Researchers at UC Berkeley have shown they can embed stealthy commands for popular voice assistants inside songs that can prompt platforms like Siri or Alexa to carry out actions without humans getting wise.
The research, reported earlier by The New York Times, is a more actionable evolution of something security researchers have been showing great interest in: fooling Siri.
Last year, researchers at Princeton University and China’s Zhejiang University demonstrated that voice-recognition systems could be activated by using frequencies inaudible to the human ear. The attack first muted the phone so the owner wouldn’t hear the system’s responses, either.
The technique, which the Chinese researchers called DolphinAttack, can instruct smart devices to visit malicious websites, initiate phone calls, take a picture or send text messages.
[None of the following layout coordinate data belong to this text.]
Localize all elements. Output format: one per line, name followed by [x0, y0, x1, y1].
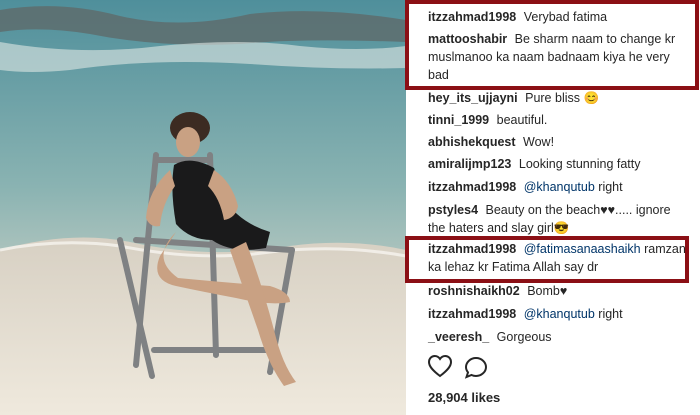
comment-username[interactable]: _veeresh_ [428, 330, 489, 344]
comment-text: Looking stunning fatty [518, 157, 641, 171]
comment-icon[interactable] [464, 356, 488, 379]
comment-text: right [598, 180, 623, 194]
comment: amiralijmp123 Looking stunning fatty [428, 155, 690, 173]
heart-icon[interactable] [427, 354, 453, 378]
highlight-box [405, 236, 689, 283]
likes-count[interactable]: 28,904 likes [428, 390, 500, 405]
comment-username[interactable]: itzzahmad1998 [428, 180, 516, 194]
comment-username[interactable]: pstyles4 [428, 203, 478, 217]
post-actions [427, 354, 488, 384]
comment: pstyles4 Beauty on the beach♥♥..... igno… [428, 201, 690, 237]
comment-mention[interactable]: @khanqutub [524, 307, 595, 321]
comment-text: Pure bliss 😊 [525, 91, 600, 105]
comment-username[interactable]: amiralijmp123 [428, 157, 511, 171]
comment-mention[interactable]: @khanqutub [524, 180, 595, 194]
comment-username[interactable]: itzzahmad1998 [428, 307, 516, 321]
comment: abhishekquest Wow! [428, 133, 690, 151]
comment: roshnishaikh02 Bomb♥ [428, 282, 690, 300]
comment: _veeresh_ Gorgeous [428, 328, 690, 346]
comment-username[interactable]: roshnishaikh02 [428, 284, 520, 298]
comment-text: Bomb♥ [527, 284, 568, 298]
comment-text: Wow! [523, 135, 555, 149]
comment-username[interactable]: abhishekquest [428, 135, 516, 149]
comment-text: Gorgeous [496, 330, 552, 344]
highlight-box [405, 0, 699, 90]
comment: itzzahmad1998 @khanqutub right [428, 305, 690, 323]
comment-text: right [598, 307, 623, 321]
beach-photo-illustration [0, 0, 406, 415]
post-action-icons [427, 354, 488, 379]
comment: tinni_1999 beautiful. [428, 111, 690, 129]
comment: itzzahmad1998 @khanqutub right [428, 178, 690, 196]
comment-text: beautiful. [496, 113, 548, 127]
comment: hey_its_ujjayni Pure bliss 😊 [428, 89, 690, 107]
comment-username[interactable]: hey_its_ujjayni [428, 91, 518, 105]
post-photo[interactable] [0, 0, 406, 415]
comment-username[interactable]: tinni_1999 [428, 113, 489, 127]
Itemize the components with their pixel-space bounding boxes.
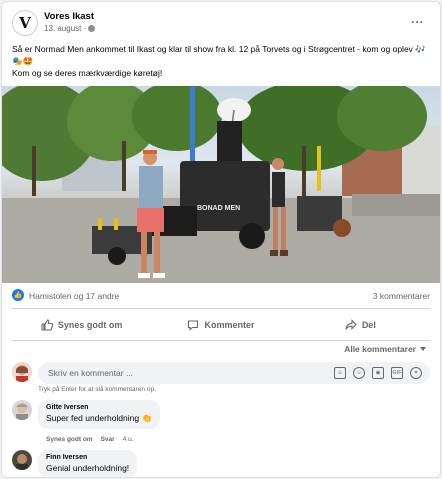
divider [12, 340, 430, 341]
comment-text: Genial underholdning! [46, 463, 130, 473]
reactions-bar: 👍 Hamistolen og 17 andre 3 kommentarer [12, 288, 430, 306]
comment-input-box[interactable]: ☺ ☺ ◉ GIF ✦ [38, 362, 430, 384]
post-text: Så er Normad Men ankommet til Ikast og k… [12, 43, 434, 79]
public-globe-icon [88, 25, 96, 32]
comment-button[interactable]: Kommenter [151, 311, 290, 339]
likers-summary[interactable]: Hamistolen og 17 andre [29, 291, 119, 301]
commenter-photo [12, 450, 32, 470]
vehicle-lettering: BONAD MEN [197, 205, 240, 212]
comment-author[interactable]: Gitte Iversen [46, 404, 152, 411]
like-button[interactable]: Synes godt om [12, 311, 151, 339]
commenter-photo [12, 400, 32, 420]
user-photo [12, 362, 32, 382]
comment-input[interactable] [48, 366, 248, 380]
post-actions: Synes godt om Kommenter Del [12, 311, 430, 339]
commenter-avatar[interactable] [12, 450, 32, 470]
comment-bubble: Finn Iversen Genial underholdning! [38, 450, 138, 477]
divider [12, 308, 430, 309]
page-avatar[interactable]: V [12, 10, 38, 36]
sort-label: Alle kommentarer [344, 344, 416, 354]
like-label: Synes godt om [57, 320, 123, 330]
comment-actions: Synes godt om Svar 4 u. [46, 436, 134, 443]
camera-icon[interactable]: ◉ [372, 367, 384, 379]
comment-age[interactable]: 4 u. [123, 436, 134, 443]
comment-bubble: Gitte Iversen Super fed underholdning 👏 [38, 400, 161, 429]
page-logo-text: V [19, 14, 31, 32]
comment-reply-link[interactable]: Svar [101, 436, 115, 443]
post-header: V Vores Ikast 13. august · ... [12, 10, 432, 40]
post-timestamp[interactable]: 13. august · [44, 24, 86, 33]
gif-icon[interactable]: GIF [391, 367, 403, 379]
sticker-icon[interactable]: ✦ [410, 367, 422, 379]
comment-sort-dropdown[interactable]: Alle kommentarer [344, 344, 426, 354]
post-meta: 13. august · [44, 24, 96, 33]
post-photo[interactable]: BONAD MEN [2, 86, 440, 283]
thumbs-up-icon [41, 319, 53, 331]
post-card: V Vores Ikast 13. august · ... Så er Nor… [1, 1, 441, 478]
comment-input-tools: ☺ ☺ ◉ GIF ✦ [334, 367, 422, 379]
post-text-line-2: Kom og se deres mærkværdige køretøj! [12, 68, 163, 78]
street-performers-scene: BONAD MEN [2, 86, 440, 283]
comment-text: Super fed underholdning 👏 [46, 413, 153, 423]
more-options-icon[interactable]: ... [411, 12, 424, 26]
commenter-avatar[interactable] [12, 400, 32, 420]
post-text-line-1: Så er Normad Men ankommet til Ikast og k… [12, 44, 426, 66]
comment-author[interactable]: Finn Iversen [46, 454, 129, 461]
input-hint: Tryk på Enter for at slå kommentaren op. [38, 386, 156, 393]
page-name[interactable]: Vores Ikast [44, 11, 94, 22]
current-user-avatar[interactable] [12, 362, 32, 382]
comment-count[interactable]: 3 kommentarer [373, 291, 430, 301]
smiley-sticker-icon[interactable]: ☺ [334, 367, 346, 379]
chevron-down-icon [420, 347, 426, 351]
comment-label: Kommenter [204, 320, 255, 330]
speech-bubble-icon [188, 320, 199, 331]
share-arrow-icon [345, 319, 357, 330]
share-label: Del [361, 320, 376, 330]
like-reaction-icon[interactable]: 👍 [12, 289, 24, 301]
comment-like-link[interactable]: Synes godt om [46, 436, 93, 443]
share-button[interactable]: Del [291, 311, 430, 339]
emoji-icon[interactable]: ☺ [353, 367, 365, 379]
While DolphinAttack has its limitations — the transmitter must be close to the receiving device — experts warned that more powerful ultrasonic systems were possible.
That warning was borne out in April, when researchers at the University of Illinois at Urbana-Champaign demonstrated ultrasound attacks from 25 feet away. While the commands couldn’t penetrate walls, they could control smart devices through open windows from outside a building.
The specific research emerging from Berkeley can hide commands to make calls or visit specific websites without human listeners being able to discern them. As capabilities widen for smart assistants that make it easier for users to send emails, messages and money with their voice, things like this are a bit worrisome.
These exploits are still in their infancy, as are the security capabilities of the voice assistants.
One takeaway is that digital assistant makers may have to get more serious about voice authentication so that they can determine with greater accuracy whether the owner of a device is the one voicing commands, and if not, lock down the digital assistant’s capabilities. Amazon’s Alexa and Google Assistant both offer optional features that lock down personal information to a specific user based on their voice pattern, meanwhile most sensitive info on iOS devices requires the device to be unlocked before it’s accessed.
The potential here is nevertheless frightening and something that should be addressed early-on publicly. As we saw from some of Google’s demonstrations with their Duplex software at I/O this week, the company’s ambitions for their voice assistant are building rapidly and as the company begins to release Smart Display devices with its partners that integrate cameras, the potentials for abuse are widening.